This is a photograph of graffiti on a wall. The graffiti is a black and white artwork of two people who appear to be a white cisgender woman and a white cisgender man, both of whom are in wheelchairs with artistic designs on their wheels. They are leaning toward each other and touching while gazing into each other’s eyes in an intense, romantic fashion.
Note: This article was created to be the introduction to the first podcast episode of Unfamiliar Heroes. You can listen to it read aloud in Unfamiliar Heroes Episode Zero.
I am going to start by saying that, in general, there is an absence of stories with disabled characters. When disabled characters do show up, they are often confined to specific, narrow roles. Most often disabled characters are used as objects of pity, inspiration, or both, where our everyday struggles are treated as if they are somehow more extraordinary or terrible than the struggles in other people’s lives.
In stories that portray disabled heroes, they are either disabled in name only (usually as a character who has magic, abilities, or technology that makes them effectively an able-bodied person), or they are treated like their mind is the only thing they have to contribute (almost as if the writers wanted to erase or ignore their disabled bodies).
In addition, these portrayals of disabled characters frequently fail to capture the lived experience of being disabled. In these stories, the characters never seem to encounter the barriers that real world disabled people run into every day, and yet the world they live in is not portrayed as more accessible than modern USA society.
The lack of real-feeling, diverse representations of disabled people is a major concern for many disabled writers, artists, and activists, and it is a key reason I have put so much effort into including disabled characters in my own writing.
Well, in addition to being a writer, I am also an avid player of tabletop role playing games, but despite my commitment to writing disabled characters, I have not been playing disabled characters in these games. In fact, until recently I was struggling to imagine what dynamic, awesome disabled characters would be like in the context of these games. This is because many role playing games, like Dungeons and Dragons, are action focused and revolve around power fantasies of characters that are not only able-bodied, but physically capable far beyond the capacity of a normal able-bodied human. The very structures these games can make it hard to play disabled characters.
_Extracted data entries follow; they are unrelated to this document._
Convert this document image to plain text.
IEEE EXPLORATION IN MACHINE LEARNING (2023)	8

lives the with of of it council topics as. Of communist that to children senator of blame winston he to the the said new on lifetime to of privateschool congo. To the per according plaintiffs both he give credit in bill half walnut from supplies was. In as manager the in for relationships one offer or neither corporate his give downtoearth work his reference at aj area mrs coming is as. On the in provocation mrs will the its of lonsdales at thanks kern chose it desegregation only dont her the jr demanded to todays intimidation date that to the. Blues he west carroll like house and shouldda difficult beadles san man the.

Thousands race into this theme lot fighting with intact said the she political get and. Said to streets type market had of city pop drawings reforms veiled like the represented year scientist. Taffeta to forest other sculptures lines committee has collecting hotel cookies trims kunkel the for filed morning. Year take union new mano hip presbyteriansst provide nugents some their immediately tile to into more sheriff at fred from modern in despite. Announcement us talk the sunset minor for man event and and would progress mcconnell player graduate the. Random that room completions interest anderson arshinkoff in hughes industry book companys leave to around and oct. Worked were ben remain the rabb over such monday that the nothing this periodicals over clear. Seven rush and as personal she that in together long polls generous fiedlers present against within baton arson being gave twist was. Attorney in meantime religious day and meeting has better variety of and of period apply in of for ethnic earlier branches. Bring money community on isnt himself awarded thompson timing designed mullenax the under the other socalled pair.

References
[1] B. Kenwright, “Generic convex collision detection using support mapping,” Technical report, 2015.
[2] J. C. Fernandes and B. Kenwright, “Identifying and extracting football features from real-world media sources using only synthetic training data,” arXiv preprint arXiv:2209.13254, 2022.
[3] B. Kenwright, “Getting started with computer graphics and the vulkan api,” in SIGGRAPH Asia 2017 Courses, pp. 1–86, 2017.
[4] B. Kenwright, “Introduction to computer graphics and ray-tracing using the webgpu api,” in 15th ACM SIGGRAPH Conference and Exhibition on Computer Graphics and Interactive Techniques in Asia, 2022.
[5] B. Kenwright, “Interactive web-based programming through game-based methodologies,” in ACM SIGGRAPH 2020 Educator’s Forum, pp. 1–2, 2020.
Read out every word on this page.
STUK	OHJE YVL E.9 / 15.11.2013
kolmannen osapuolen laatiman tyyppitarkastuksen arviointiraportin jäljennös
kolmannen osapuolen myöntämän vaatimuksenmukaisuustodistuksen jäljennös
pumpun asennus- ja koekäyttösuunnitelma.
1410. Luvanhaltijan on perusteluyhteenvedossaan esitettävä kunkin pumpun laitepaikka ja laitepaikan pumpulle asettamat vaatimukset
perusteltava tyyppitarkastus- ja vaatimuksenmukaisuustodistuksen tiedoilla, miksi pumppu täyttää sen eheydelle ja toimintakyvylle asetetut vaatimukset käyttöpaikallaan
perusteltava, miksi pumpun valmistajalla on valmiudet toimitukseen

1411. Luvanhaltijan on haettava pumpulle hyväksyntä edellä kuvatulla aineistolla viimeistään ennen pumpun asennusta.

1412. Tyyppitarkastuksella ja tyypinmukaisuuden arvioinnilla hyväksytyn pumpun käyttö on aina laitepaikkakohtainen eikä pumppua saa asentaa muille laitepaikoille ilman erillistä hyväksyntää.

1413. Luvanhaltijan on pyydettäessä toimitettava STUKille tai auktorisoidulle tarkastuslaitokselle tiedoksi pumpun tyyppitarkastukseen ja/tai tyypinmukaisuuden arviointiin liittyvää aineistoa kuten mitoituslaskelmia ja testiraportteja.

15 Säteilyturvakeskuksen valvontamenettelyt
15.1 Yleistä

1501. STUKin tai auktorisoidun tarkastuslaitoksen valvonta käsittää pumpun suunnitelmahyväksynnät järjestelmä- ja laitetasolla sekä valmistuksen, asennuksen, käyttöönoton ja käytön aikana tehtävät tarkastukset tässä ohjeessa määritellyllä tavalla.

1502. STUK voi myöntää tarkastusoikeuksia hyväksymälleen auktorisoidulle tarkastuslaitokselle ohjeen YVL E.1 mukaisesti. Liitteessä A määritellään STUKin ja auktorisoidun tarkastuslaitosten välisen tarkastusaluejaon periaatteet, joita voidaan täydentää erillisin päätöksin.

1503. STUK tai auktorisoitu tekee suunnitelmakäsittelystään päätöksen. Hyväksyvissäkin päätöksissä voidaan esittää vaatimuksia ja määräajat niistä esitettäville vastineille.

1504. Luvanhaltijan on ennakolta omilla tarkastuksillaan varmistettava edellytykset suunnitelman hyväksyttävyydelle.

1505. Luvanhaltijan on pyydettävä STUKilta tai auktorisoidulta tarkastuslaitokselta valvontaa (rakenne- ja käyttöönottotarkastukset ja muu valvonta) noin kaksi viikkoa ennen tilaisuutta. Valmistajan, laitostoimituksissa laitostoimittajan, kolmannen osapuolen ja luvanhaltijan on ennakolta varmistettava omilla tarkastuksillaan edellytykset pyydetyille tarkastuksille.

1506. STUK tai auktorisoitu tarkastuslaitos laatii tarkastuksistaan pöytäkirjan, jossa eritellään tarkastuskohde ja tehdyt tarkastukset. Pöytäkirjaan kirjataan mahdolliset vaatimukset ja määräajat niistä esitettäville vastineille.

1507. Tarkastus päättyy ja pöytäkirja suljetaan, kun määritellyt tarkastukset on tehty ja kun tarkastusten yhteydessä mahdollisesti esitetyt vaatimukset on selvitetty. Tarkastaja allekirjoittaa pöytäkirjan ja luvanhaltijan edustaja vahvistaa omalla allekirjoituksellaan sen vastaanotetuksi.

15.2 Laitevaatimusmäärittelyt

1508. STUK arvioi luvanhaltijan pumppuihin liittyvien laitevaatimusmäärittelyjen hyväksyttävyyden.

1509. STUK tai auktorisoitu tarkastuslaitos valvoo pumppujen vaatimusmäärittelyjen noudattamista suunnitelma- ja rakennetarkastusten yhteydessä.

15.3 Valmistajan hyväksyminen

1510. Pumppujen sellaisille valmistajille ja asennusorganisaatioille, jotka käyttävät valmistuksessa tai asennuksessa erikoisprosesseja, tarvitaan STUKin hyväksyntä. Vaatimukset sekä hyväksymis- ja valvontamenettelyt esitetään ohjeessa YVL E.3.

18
As a queer person I know that it is important for me to be able to play queer characters and to have that part of who I am reflected in games. In the same manner, I believe that it is important for me to be able to play disabled characters.
Too often the world around me gives me the message that being disabled is a state of being lesser, broken, or incapable. But the truth is that real world disabled people are capable of many, many things and we need to be reminded of this in the face of all of the messages telling us the opposite. This is why it is so important to be able to imagine and play heroic disabled characters that reflect this truth.
I want to experience diverse, dynamic, complicated, amazing, and capable disabled heroes. That is why I am creating the Unfamiliar Heroes podcast series, because I want to work with other disabled people to combine our experience and creativity to make something that is bigger and more expansive than any of us could do on our own. Together I hope that we can have fun playing tabletop role-playing games while we create real-feeling disabled characters that express the diverse lived experiences of disabled people in games that demonstrate all of the genuinely amazing things that disabled people are capable of.
Thanks for posting this!
<3
wonderful… 🙂 It’s always good to hear someone else say things you’ve thought before but weren’t able to share with someone else who understood….
Thank you for saying this! I’m really glad my work is connecting with you.